The breadth of his vision reached much further out into the foundations of the sciences. He sought to understand what information experimental data convey and was engrossed by the apparent sloppiness of how models are devised and treated in different fields. In his address to the Inamori Foundation on receiving the Kyoto prize, Kalman heralded the scope of System Theory to this end, and underscored his conviction that “scientific modeling is a deductive exercise, and not a creative act.” His firm belief in a “prejudice-free” system theoretic perspective guided him through most of his life and he often emphasized how severely “under-developed” the subject of “system identification from noisy data” actually is, referring to this as “one of the most urgent scientific research problems of our day” . His criticism: “Whenever a model is built, it is always proper to ponder the basic scientific question: Is the model really based on the data? Or is an artifact displaying the prejudices of its creator?” stands to lead future generations to reach the mountaintop that he sought.
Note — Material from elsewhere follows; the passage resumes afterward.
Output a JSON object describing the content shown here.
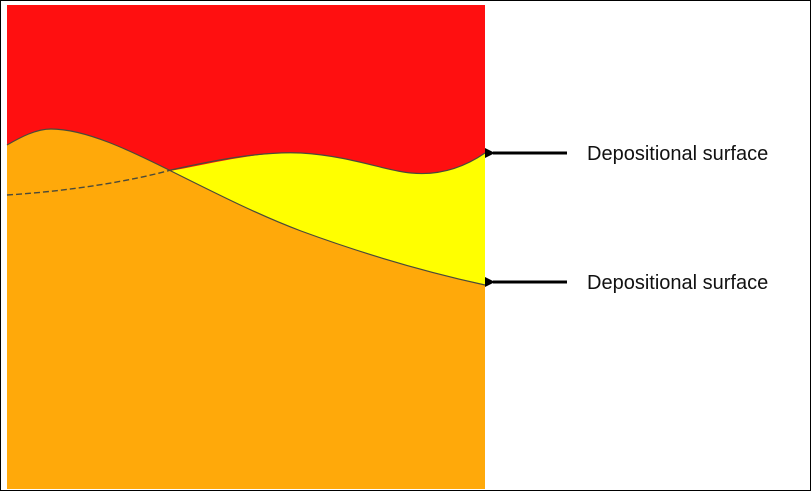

Rudolf Kalman was an elected member of the National Academy of Sciences (USA), the American National Academy of Engineering (USA), and the American Academy of Arts and Sciences (USA). He was a foreign member of the Hungarian, French, and Russian Academies of Sciences. He was awarded many honorary doctorates from universities around the world. He received numerous awards including the IEEE Medal of Honor in 1974, the IEEE Centennial Medal in 1984, the Inamori foundation's Kyoto Prize in Advanced Technology in 1985, the Steele Prize of the American Mathematical Society in 1987, the Richard E. Bellman Control Heritage Award in 1997, and the National Academy of Engineering's Charles Stark Draper Prize in 2008. President Obama personally honored Kalman with the 2008 National Medal of Science, the highest recognition the United States bestows for advancement in science, technology, and innovation.
Rudolf Emil Kalman, the founder of the field of Mathematical System Theory and a giant in the field of Control, has left us. Until the very end of his life, he continued tirelessly to seek out the truth and ponder about the physical world and the world of ideas that we live in. The immense contributions and the light of his thought will shine bright for generations to come. He is dearly missed by all those who had the privilege to know him.